It was of no use to continue the contest, and Clara bethought herself of a little ‘Etna’ she had in her bedroom. She went to the druggist’s, bought some methylated spirit, and obtained what she wanted.
Mrs Cork had one virtue and one weakness. Her virtue was cleanliness, but she persecuted the ‘blacks,’ not because she objected to dirt as dirt, but because it was unauthorised, appeared without permission at irregular hours, and because the glittering polish on varnished paint and red mahogany was a pleasure to her. She liked the dirt, too, in a way, for she enjoyed the exercise of her ill-temper on it and the pursuit of it to destruction. Her weakness was an enormous tom-cat which had a bell round its neck and slept in a basket in the kitchen, the best-behaved and most moral cat in the parish. At half-past nine every evening it was let out into the back-yard and vanished. At ten precisely it was heard to mew and was immediately admitted. Not once in a twelvemonth did that cat prolong its love making after five minutes to ten.

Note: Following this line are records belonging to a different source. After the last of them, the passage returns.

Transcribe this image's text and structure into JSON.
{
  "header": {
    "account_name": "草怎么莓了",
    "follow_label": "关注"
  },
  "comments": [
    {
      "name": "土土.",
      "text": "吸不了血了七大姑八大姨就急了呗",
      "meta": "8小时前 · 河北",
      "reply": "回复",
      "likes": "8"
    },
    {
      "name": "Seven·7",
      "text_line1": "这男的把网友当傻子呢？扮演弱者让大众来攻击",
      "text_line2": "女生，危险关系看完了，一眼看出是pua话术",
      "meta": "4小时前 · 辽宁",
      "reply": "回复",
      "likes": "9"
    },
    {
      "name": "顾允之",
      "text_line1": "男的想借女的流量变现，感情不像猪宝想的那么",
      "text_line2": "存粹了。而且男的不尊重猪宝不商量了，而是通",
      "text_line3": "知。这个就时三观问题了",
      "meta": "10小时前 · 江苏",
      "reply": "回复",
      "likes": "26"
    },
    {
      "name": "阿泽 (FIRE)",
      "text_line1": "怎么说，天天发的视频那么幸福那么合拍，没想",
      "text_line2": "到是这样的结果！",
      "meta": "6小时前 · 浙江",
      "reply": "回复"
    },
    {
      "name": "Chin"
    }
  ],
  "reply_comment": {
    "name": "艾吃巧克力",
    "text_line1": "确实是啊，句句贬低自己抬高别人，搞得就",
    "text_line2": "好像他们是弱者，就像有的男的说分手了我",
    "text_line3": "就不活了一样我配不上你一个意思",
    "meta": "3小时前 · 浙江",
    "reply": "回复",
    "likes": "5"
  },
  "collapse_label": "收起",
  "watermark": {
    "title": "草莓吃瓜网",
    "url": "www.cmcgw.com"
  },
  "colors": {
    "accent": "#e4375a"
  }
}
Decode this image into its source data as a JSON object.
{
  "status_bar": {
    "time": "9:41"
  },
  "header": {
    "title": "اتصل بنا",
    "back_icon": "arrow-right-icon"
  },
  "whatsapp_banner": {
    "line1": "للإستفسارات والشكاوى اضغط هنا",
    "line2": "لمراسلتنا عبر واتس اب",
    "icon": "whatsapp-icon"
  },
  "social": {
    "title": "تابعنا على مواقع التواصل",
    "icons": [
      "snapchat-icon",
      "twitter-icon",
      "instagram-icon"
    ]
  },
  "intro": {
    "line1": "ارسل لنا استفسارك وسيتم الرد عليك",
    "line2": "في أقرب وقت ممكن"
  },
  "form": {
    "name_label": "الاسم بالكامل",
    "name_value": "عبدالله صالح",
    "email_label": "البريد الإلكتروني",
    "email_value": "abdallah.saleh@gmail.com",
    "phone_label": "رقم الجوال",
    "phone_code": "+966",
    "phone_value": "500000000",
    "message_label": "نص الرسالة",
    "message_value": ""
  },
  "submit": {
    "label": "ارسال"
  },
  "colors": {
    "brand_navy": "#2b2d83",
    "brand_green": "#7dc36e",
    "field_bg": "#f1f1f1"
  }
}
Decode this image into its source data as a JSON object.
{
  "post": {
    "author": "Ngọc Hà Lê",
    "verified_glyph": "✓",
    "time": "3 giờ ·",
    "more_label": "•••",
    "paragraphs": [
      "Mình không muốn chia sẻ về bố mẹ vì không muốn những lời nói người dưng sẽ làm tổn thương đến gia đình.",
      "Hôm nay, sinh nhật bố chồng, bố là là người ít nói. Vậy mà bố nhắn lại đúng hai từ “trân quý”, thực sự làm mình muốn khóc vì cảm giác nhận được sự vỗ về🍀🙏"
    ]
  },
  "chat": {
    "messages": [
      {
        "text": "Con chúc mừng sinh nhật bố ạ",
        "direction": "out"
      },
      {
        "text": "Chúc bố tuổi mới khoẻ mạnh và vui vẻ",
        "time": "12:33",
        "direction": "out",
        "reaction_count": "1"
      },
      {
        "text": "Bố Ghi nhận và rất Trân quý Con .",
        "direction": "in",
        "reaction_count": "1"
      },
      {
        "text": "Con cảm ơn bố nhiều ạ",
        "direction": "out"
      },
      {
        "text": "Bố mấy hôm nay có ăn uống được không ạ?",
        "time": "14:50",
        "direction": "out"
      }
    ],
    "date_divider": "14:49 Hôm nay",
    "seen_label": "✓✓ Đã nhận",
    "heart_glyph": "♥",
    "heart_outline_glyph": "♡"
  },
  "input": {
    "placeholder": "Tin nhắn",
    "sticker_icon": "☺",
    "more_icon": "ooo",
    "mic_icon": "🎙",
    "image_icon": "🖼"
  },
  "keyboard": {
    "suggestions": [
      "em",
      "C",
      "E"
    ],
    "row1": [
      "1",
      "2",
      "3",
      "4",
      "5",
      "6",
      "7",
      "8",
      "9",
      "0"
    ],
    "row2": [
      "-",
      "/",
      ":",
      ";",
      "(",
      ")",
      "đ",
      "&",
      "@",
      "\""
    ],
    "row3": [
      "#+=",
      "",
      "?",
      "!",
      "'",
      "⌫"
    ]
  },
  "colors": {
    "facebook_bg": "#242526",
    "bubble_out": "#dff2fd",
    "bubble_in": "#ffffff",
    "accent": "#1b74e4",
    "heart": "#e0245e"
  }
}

Mrs Hopgood went upstairs to her room, Mrs Cork following and closing the door.
‘If you please, ma’am, I wish to give you notice to leave this day week.’
‘What is the matter, Mrs Cork?’
‘Well, ma’am, for one thing, I didn’t know as you’d bring a bird with you.’
It was a pet bird belonging to Madge.
‘But what harm does the bird do? It gives no trouble; my daughter attends to it.’
‘Yes, ma’am, but it worrits my Joseph—the cat, I mean. I found him the other mornin’ on the table eyin’ it, and I can’t a-bear to see him urritated.’
‘I should hardly have thought that a reason for parting with good lodgers.’